Sir, could i please please pretty please get the coding assignments too? These intuition building in these lectures is perfect, the only thing needed is i think the coding assignments

@gregmakov2680 2 жыл бұрын

sao chi co 10 ngan luot coi video nay!! trong khi may video nham kia lai qua troi nguoi coi :D:D:D cac ban sinh vien xu thien dia nguc hong biet chon hang gi het tron ah.

@Gauravkriniitkgp 4 жыл бұрын

Hi professor, great intuition for explaining why adaboost overfits slowly and can be observed on log(#iterations) scale. One question though, I work with GBM and XGboost all the time and they also behave very similar to adaboost when it comes to overfitting. Do you have any intuition behind this?

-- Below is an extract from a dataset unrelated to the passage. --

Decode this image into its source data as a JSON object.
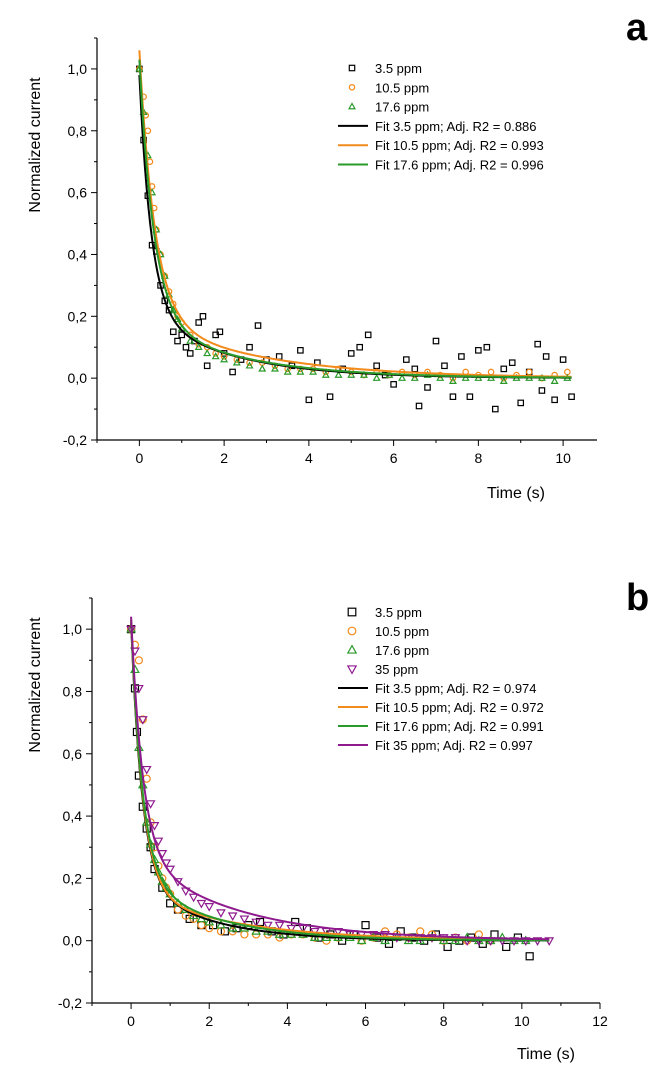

@kilianweinberger698 4 жыл бұрын

Hmm, good question ... XGBoost in its vanilla form is just GBRT with squared loss - so the same rational doesn’t apply here. My guess would be that your data set is large enough that it may take a long time to overfit.

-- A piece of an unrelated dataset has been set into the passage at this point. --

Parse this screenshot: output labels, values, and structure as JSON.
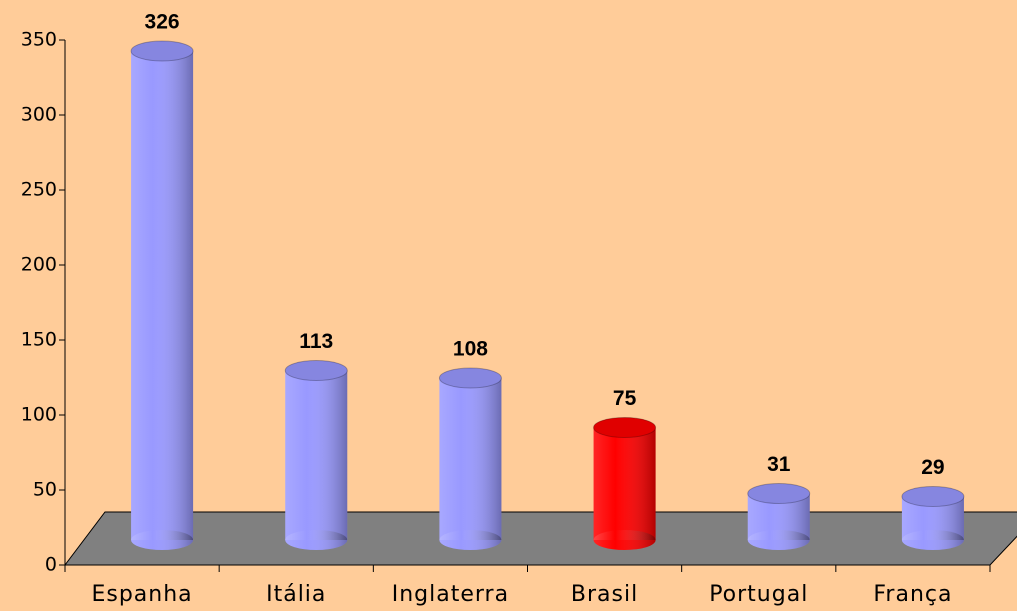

@Theophila-FlyMoutain 11 ай бұрын

Hi Professor, thank you so much for the lecture. I wonder if it's possible that AdaBoost stops when training error is zero? Because I see from your demo, after training error is close to zero and exponential loss goes smaller and smaller, the test error doesn't change too much. I guess we don't need to waste time on letting exponential loss smaller and smaller.

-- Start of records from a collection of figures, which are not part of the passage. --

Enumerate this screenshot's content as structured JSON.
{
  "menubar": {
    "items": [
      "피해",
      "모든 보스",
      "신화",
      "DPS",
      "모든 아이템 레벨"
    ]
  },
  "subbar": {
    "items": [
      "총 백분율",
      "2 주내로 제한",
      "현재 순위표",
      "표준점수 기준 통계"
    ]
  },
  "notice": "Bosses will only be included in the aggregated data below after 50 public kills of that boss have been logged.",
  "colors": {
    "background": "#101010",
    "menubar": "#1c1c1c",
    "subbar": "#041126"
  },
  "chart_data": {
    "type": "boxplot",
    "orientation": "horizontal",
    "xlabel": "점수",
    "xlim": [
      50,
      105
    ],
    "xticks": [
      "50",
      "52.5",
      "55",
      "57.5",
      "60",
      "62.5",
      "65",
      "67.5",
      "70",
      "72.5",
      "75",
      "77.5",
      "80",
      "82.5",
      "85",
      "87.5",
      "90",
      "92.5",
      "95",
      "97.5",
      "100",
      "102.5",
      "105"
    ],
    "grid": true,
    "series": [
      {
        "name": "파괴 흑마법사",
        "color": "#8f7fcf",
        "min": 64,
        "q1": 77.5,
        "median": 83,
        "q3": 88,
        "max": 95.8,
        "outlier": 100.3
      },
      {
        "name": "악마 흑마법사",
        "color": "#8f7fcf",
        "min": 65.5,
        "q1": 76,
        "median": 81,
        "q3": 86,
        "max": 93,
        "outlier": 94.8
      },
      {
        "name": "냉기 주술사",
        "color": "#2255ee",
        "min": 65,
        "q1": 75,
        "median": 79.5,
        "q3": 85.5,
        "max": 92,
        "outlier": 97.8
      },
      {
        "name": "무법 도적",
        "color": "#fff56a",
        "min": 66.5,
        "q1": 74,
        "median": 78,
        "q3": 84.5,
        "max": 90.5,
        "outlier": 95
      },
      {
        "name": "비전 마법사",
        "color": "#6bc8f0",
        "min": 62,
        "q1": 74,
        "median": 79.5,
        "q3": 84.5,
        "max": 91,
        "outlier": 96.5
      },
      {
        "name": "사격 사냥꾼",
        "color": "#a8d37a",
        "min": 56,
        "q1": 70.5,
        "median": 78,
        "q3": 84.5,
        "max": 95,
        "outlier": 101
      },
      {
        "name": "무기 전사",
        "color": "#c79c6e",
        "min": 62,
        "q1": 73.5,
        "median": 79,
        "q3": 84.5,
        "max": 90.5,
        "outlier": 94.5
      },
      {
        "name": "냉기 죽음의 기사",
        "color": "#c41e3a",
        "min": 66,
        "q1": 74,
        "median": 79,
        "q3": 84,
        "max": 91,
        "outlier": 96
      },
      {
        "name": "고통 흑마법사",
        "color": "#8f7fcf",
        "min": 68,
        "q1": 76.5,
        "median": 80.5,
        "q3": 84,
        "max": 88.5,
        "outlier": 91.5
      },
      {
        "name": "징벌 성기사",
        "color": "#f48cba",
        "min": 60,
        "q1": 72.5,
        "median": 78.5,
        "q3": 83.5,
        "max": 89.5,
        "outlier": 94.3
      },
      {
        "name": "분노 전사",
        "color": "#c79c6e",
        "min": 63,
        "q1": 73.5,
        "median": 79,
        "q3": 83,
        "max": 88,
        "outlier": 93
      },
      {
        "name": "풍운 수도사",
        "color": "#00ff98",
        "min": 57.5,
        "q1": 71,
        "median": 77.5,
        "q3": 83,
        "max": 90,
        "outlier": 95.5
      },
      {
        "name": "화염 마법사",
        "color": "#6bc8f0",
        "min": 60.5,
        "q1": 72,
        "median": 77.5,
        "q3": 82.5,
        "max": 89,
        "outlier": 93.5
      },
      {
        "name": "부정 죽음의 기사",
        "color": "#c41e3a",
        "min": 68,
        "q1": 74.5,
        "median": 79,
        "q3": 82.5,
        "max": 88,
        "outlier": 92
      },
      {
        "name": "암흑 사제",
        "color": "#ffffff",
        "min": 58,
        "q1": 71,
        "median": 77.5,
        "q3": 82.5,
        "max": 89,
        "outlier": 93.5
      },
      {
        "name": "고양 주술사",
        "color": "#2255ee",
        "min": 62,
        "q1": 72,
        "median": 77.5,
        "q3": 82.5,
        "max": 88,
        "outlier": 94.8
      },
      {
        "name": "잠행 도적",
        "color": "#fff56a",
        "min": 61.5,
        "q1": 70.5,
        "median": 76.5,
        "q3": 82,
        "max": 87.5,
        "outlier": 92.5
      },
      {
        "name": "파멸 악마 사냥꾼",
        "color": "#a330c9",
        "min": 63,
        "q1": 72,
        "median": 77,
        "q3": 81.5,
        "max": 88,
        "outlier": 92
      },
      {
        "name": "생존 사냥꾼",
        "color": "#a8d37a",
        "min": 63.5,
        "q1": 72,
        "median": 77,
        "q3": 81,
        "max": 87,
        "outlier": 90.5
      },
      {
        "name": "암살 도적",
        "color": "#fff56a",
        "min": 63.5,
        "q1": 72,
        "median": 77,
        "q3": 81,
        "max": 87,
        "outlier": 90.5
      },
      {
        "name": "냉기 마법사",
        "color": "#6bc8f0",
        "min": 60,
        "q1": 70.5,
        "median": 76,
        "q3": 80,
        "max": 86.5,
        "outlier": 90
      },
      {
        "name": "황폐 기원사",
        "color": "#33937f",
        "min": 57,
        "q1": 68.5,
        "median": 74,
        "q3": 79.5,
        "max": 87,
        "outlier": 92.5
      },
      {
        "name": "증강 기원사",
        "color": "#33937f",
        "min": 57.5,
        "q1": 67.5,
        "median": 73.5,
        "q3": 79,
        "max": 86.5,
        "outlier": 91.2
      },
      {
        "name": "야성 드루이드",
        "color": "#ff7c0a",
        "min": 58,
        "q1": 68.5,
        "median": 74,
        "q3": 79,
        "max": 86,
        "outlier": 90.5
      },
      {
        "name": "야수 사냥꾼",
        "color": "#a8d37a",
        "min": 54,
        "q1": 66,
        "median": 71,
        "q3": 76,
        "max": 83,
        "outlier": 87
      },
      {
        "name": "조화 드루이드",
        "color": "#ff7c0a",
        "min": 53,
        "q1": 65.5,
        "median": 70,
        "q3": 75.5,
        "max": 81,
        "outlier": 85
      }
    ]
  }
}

@kilianweinberger698 9 ай бұрын

No it typically doesn't stop when zero training error is reached. The reason is that even if the training error is zero, the training LOSS will still be >0 and can be further reduced (e.g. by increasing the margin of the decision boundary).

@jiahao2709 4 жыл бұрын

build in system against overfitting, because \alpha decrease

@AmitKumar-vy3so 5 жыл бұрын

Two loss are the global loss and the one with the weak learners right,Sir?

@galhulli5081 4 жыл бұрын

Hi Prof Kilian. Quick question on Boosting method. I watched the videos twice already (and I was also a certificate program student) but couldnt see any explanation.. Previous lecture mentions that one of the requirements of boosting method is that the weak learners must at least point to the right direction.. How can we check that the weak learners are on the right direction to run the boosting? Does this happen with trial-error or is there a method or a way? Thanks for the great class!!!

@kilianweinberger698 4 жыл бұрын

In AdaBoost, the error on the re-weighted training set must be 0.5 (or you would just flip the predictions), so you stop the moment your best weak learner has an error =0.5 (which means you just cannot learn anything useful anymore). In AnyBoost the inner product of the weak learner predictions and the gradients should be >0. (Same thing, it can never be

@galhulli5081 4 жыл бұрын

Thank you very much for the explanation, I will check my runs accordingly!

@sanjaykrish8719 4 жыл бұрын

Can we say Adaboost is like coordinate descent in the functional space??

@kilianweinberger698 4 жыл бұрын

Yes, with an adaptive stepsize.

@gregmakov2680 2 жыл бұрын

hahahahaha, adaboost is never overfitting, of course!! fixing a bug tends to create another bug :D:D

@MrAngryCucaracha 5 жыл бұрын

how can adaboost work for svm? wouldnt the linear combination of such a linear classifier be linear?

@kilianweinberger698 5 жыл бұрын

In AdaBoost we assume each weak learner only outputs +1 / -1. So you have to take the output of each linear classifier and apply the sign() function. Now you are combining multiple linear classifiers in a non-linear fashion.

@MrAngryCucaracha 5 жыл бұрын

@@kilianweinberger698 Thank you very much for your answer Prof. Weinberger. I see now that by taking only the sign of each classifier you are applying the step function and they are no longer linear, similar to an activation function in a neural network (now I wonder if there would be any advantage of using other functions for boosting). I would also like to thank you for your amazingly clear and understandable course. I can say that I have understood all topics (even gaussian processes, which I previously believed to be impossible), and I will be very interested too watch if you decide to do any further videos, either other courses or opinion pieces, and to contribute to any patreon-like funding. Best regards.